Some company History:
In 1898, Frank Seiberling established the Goodyear Tire and Rubber Company in Akron, Ohio.
The company was named for Charles Goodyear, the man who developed vulcanized rubber. Seiberling borrowed 3,500 dollars from a brother-in-law to purchase the company's first factory. Goodyear originally employed thirteen workers, but the firm quickly emerged as a leader in the production of rubber items, including bicycle tires, pneumatic carriage and automobile tires, horseshoes, and hoses. By 1926, Goodyear was the largest rubber company in the world.
David Hill, who purchased nearly one-third of the 100,000 dollars worth of stock that the Goodyear Tire and Rubber Company issued in 1898, became the company's first president. The company went through two additional presidents before Seiberling became chief executive in 1906. The founder of the company remained as the firm's president until 1921, when an economic recession prompted him to resign. Seiberling personally developed the company's logo -- a winged foot -- the same logo that the Goodyear Tire and Rubber Company utilizes in the twenty-first century.
Goodyear led the industry in the development of new products. In 1903, the company developed the first tubeless automobile tire.
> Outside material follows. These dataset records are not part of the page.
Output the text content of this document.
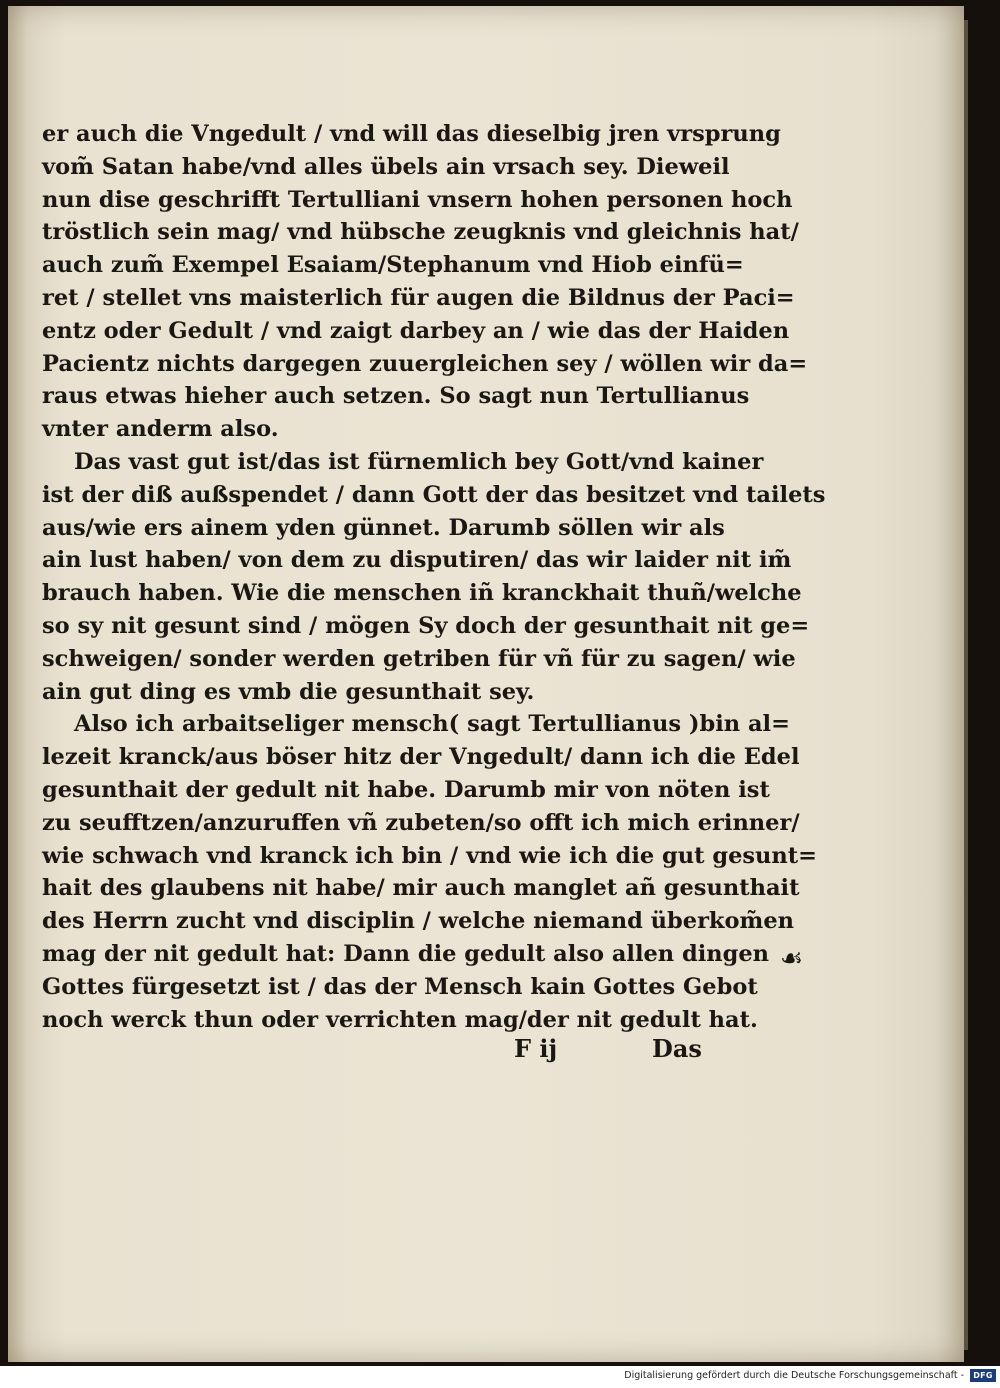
er auch die Vngedult / vnd will das dieselbig jren vrsprung
vom̃ Satan habe/vnd alles übels ain vrsach sey. Dieweil
nun dise geschrifft Tertulliani vnsern hohen personen hoch
tröstlich sein mag/ vnd hübsche zeugknis vnd gleichnis hat/
auch zum̃ Exempel Esaiam/Stephanum vnd Hiob einfü=
ret / stellet vns maisterlich für augen die Bildnus der Paci=
entz oder Gedult / vnd zaigt darbey an / wie das der Haiden
Pacientz nichts dargegen zuuergleichen sey / wöllen wir da=
raus etwas hieher auch setzen. So sagt nun Tertullianus
vnter anderm also.
Das vast gut ist/das ist fürnemlich bey Gott/vnd kainer
ist der diß außspendet / dann Gott der das besitzet vnd tailets
aus/wie ers ainem yden günnet. Darumb söllen wir als
ain lust haben/ von dem zu disputiren/ das wir laider nit im̃
brauch haben. Wie die menschen iñ kranckhait thuñ/welche
so sy nit gesunt sind / mögen Sy doch der gesunthait nit ge=
schweigen/ sonder werden getriben für vñ für zu sagen/ wie
ain gut ding es vmb die gesunthait sey.
Also ich arbaitseliger mensch( sagt Tertullianus )bin al=
lezeit kranck/aus böser hitz der Vngedult/ dann ich die Edel
gesunthait der gedult nit habe. Darumb mir von nöten ist
zu seufftzen/anzuruffen vñ zubeten/so offt ich mich erinner/
wie schwach vnd kranck ich bin / vnd wie ich die gut gesunt=
hait des glaubens nit habe/ mir auch manglet añ gesunthait
des Herrn zucht vnd disciplin / welche niemand überkom̃en
mag der nit gedult hat: Dann die gedult also allen dingen
Gottes fürgesetzt ist / das der Mensch kain Gottes Gebot
noch werck thun oder verrichten mag/der nit gedult hat.
F ij	Das
☙
Digitalisierung gefördert durch die Deutsche Forschungsgemeinschaft -	DFG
In 1909, the firm branched out into the aviation industry, producing the first airplane tires. Before this point, pilots primarily utilized bicycle tires on their planes. Three years later, Goodyear produced its first blimp. In 1919, the firm also developed the first bulletproof gas tank for planes. The company continued to lead the industry in creating new products throughout the twentieth century.
While the Goodyear Tire and Rubber Company prospered, its workers sometimes suffered. In the late nineteenth and early twentieth centuries, factory workers faced poor working conditions, low wages, and almost no benefits. This was true for the workers employed by rubber manufacturers in Akron, Ohio, such the Goodyear Tire and Rubber Company, B.F. Goodrich, and Firestone Tire and Rubber Company. In an attempt to alleviate their conditions, workers established a union named the United Rubber Workers in 1935. The following year, this union organized its first major strike within Akron's rubber industry.
The strike began as a protest against a plan created by Goodyear to reduce wages and increase the pace of production. The workers utilized the concept of the "sit-down" strike. In the past, when workers went on strike they would leave the factory to join picket lines. Company owners often hired "scab" laborers to cross the picket lines and continue production. The practice of using scab labor made it difficult for striking workers to obtain their demands. In contrast, in a sit-down strike, workers quit working but still occupied their places within the factory. This process meant that the factory owners could not send in additional workers to continue the job. In addition, factory management was more reluctant to use private security forces or other strikebreakers to intimidate the striking workers, as that approach threatened destruction to plant property.
In addition to the sit-down strike, the rubber workers also organized long picket lines in protest. Akron's mayor, Lee D. Schroy, attempted to send in the police to put down the strike, but the police officers refused to do so when they faced the thousands of organized workers. In the long term, the rubber companies were forced to recognize the United Rubber Workers and negotiate better contracts with workers. One immediate success was a six-hour workday.
Several reasons existed for the workers' success in this strike. First, sit-in strikes made it much more difficult for employers to replace their striking workers. Equally as important in this strike was the federal government's recent passage of the Wagner Act. This legislation made unions legal for the first time in United States history. Finally, the United Rubber Workers belonged to a larger organization, the Congress of Industrial Organizations (CIO). The CIO consisted of an umbrella organization for multiple unions. These unions worked together by providing both moral and material support to CIO-member unions, especially when these member unions went on strike.